Light switch

It is strange at how fast things can change in my brain. When life is busy and I don’t have time to think I feel like I am thriving. I feel on top of the world, and I feel like I have a purpose. Then when things slow down, nothing really drives me. It all doesn’t make sense in the way that it did yesterday and the day before and all those days before then.

Slept around 12 hours, woke up and puttered around the house. Lay my clean laundry all over the living room in small piles waiting to be folded and hung. Sat down with the cat and drank my fancy coffee. Everything felt the same as a normal day except today doesn’t feel normal.

Looking at other people’s lives on social media today made me even more envious than normal. I feel isolated. I feel alone in my thoughts. I feel like my entire life is only devoted to serving others, and as much joy as that brings me – what about me? What about the things that I want in life – will there ever be room for that?

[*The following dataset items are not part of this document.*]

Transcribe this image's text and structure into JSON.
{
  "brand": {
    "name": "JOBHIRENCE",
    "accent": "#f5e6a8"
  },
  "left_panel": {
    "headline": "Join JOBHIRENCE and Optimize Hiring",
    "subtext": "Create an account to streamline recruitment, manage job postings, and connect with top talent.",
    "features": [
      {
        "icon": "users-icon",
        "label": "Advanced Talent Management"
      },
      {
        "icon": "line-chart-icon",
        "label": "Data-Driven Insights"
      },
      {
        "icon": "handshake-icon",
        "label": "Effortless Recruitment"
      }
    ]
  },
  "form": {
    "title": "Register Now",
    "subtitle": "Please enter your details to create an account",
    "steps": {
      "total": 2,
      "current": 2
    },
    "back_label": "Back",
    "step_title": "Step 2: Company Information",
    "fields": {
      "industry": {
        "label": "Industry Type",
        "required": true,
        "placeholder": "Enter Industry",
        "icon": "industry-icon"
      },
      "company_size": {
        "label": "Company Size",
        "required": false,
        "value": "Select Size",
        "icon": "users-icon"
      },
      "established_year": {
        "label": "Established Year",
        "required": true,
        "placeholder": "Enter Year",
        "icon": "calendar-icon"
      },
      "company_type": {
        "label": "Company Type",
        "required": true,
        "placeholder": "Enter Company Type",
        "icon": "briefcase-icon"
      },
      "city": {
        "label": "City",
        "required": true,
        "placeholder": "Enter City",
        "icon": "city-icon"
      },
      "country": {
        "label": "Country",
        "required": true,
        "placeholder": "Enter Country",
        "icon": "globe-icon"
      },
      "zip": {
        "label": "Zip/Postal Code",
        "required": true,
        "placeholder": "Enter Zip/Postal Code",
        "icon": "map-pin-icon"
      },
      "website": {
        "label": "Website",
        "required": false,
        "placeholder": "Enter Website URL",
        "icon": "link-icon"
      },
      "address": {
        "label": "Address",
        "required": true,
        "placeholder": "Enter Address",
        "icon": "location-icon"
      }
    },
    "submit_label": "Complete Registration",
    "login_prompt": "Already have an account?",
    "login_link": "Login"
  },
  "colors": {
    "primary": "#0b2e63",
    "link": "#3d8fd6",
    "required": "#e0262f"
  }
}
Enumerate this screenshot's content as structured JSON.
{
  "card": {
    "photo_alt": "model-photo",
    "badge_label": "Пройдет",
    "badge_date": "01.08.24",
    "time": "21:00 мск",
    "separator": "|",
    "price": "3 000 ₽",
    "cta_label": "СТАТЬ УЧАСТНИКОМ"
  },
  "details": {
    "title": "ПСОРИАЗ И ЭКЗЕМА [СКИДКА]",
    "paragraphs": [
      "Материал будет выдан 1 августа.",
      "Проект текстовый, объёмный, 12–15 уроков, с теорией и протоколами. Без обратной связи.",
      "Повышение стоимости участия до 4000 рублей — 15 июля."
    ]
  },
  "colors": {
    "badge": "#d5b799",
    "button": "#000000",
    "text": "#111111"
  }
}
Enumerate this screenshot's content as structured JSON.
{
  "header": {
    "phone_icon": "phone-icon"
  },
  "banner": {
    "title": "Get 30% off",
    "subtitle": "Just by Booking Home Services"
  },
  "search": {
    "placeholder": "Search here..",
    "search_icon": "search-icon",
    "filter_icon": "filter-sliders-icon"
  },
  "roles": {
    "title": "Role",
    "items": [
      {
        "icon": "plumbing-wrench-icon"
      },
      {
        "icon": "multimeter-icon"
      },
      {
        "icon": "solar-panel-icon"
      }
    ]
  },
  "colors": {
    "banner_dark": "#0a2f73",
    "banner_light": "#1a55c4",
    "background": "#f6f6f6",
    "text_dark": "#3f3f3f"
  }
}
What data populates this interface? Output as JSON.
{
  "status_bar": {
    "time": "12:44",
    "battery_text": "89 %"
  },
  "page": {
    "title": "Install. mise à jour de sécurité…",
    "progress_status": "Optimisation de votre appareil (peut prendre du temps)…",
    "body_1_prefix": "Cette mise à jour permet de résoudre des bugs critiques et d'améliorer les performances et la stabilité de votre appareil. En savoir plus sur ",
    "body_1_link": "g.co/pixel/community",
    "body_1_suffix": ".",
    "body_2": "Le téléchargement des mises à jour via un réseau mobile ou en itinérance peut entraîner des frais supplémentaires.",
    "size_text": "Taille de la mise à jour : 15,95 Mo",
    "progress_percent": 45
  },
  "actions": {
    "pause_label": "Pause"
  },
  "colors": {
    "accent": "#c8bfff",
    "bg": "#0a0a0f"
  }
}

I want to take a nap, but it’s almost time to make dinner. I need to keep some semblance of control over my life by following the order of things in a day. I am still wearing the same clothes I wore to bed. My face feels greasy. I think I am crashing because everything slowed down so suddenly. I think I want to go to bed right after dinner, but I have work in the morning.

This might just be a one day crash, or it might be longer than that – these things are so unpredictable. How can I feel this way when I have felt so good in the past few months?

What happened?

Things.

All is well in my life right now. I feel like I am at a place of self acceptance with my body, acceptance and managing my mental health, and working towards being a helpful professional. I am thriving in university. I am feeling really good inside and for the first time in my life I am not waiting for the shoe to drop. I am not anticipating a crash from a state of mania, because I am learning that sometimes I can be just happy – without it having to be a state of my mental health.

If I do end up crashing, then I will do the same thing I did the last time I crashed. I will reach out to my family and friends, I will contact my doctor and I will adjust my treatment plan accordingly. I know now that I cannot do any of this alone.

I really do miss writing, but the truth is that when I write it tends to create a sort of madness in my mind. I become obsessed with it. Hyperfocused. All I think about when I get caught up in writing, is the words in my head, the constant flow disrupts my day-to-day as I think about what I should post next. I find myself backpeddling with my thoughts and it’s overwhelming. But the outcome is beautiful, and I feel like when I go back and read my words that I have written – I was a different person then.

Each entry I write I find myself evolving into a different person, who eventually and inevitably will either cease to write because I am healed, or cannot stop writing because I have created a madness that cannot be stopped.

To be honest I would be happy with even just slight blips of hyperfocus on writing out what’s going on in my life, and then being able to just return back to my normal life without becoming obsessed. I am not there yet, but I hope to be one day because I really miss writing.